No muy convencido, aceptó acarrearnos como invitados de piedra hasta la ciudad de Antofagasta... Digo “acarrearnos”, porque Renato, mi hermano mayor, un tranquilo intelectual que nunca había viajado a dedo, insistió en acompañarme por lo menos hasta la “Perla del Norte”, situada a unos 1500 kilómetros de la capital. Allá, en las afueras de la ciudad, habitaba el fabulador Capitán Kraft, chapa usada por el barbudo Claudio Serrano Yuric, un tío “oveja negra” que, varias décadas atrás, emigró desde Santiago a las áridas pampas. Sus intenciones eran colonizar unos terrenos fiscales, convencido de tornar en vergel el arenoso predio.
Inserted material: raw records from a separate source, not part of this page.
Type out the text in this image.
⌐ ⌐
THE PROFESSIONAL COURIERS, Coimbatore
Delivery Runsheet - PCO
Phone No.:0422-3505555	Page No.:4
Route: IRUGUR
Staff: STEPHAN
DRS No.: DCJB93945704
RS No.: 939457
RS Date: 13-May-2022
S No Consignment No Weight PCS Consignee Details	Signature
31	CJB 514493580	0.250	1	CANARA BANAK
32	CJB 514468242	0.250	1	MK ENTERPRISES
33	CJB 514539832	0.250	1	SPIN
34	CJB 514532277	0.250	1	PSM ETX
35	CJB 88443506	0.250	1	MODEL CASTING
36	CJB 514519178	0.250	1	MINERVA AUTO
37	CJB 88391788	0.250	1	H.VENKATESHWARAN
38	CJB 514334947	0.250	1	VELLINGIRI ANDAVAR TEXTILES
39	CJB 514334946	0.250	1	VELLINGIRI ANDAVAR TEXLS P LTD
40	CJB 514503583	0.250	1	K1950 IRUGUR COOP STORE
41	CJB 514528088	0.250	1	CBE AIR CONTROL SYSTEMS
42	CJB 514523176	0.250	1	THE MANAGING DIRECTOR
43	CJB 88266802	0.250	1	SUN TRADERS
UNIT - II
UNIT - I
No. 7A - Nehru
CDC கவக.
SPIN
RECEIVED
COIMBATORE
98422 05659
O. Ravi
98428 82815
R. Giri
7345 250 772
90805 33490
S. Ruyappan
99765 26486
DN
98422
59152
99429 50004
De más está contar que la utópica empresa fue un fracaso, como casi todos los quiméricos proyectos ensoñados en su vida… Pero esa es otra historia. Entonces, según mis cálculos, ya podía contar con algunos días donde echar los huesos para algo de reposo viajero, y de ahí embarcarme en el antiguo ferrocarril trasandino, que trepaba por la escarpada cordillera de Los Andes, arrastrándose hasta la ciudad de Oruro, en la República de Bolivia.

El Flaco Charme y el Negro Sepúlveda viajaron en avión hasta La Paz, capital boliviana. En Santiago habíamos acordado juntarnos en fecha imprecisa en la plaza de armas de Santa Cruz de la Sierra, selvática provincia fronteriza con el Matto Grosso brasileño.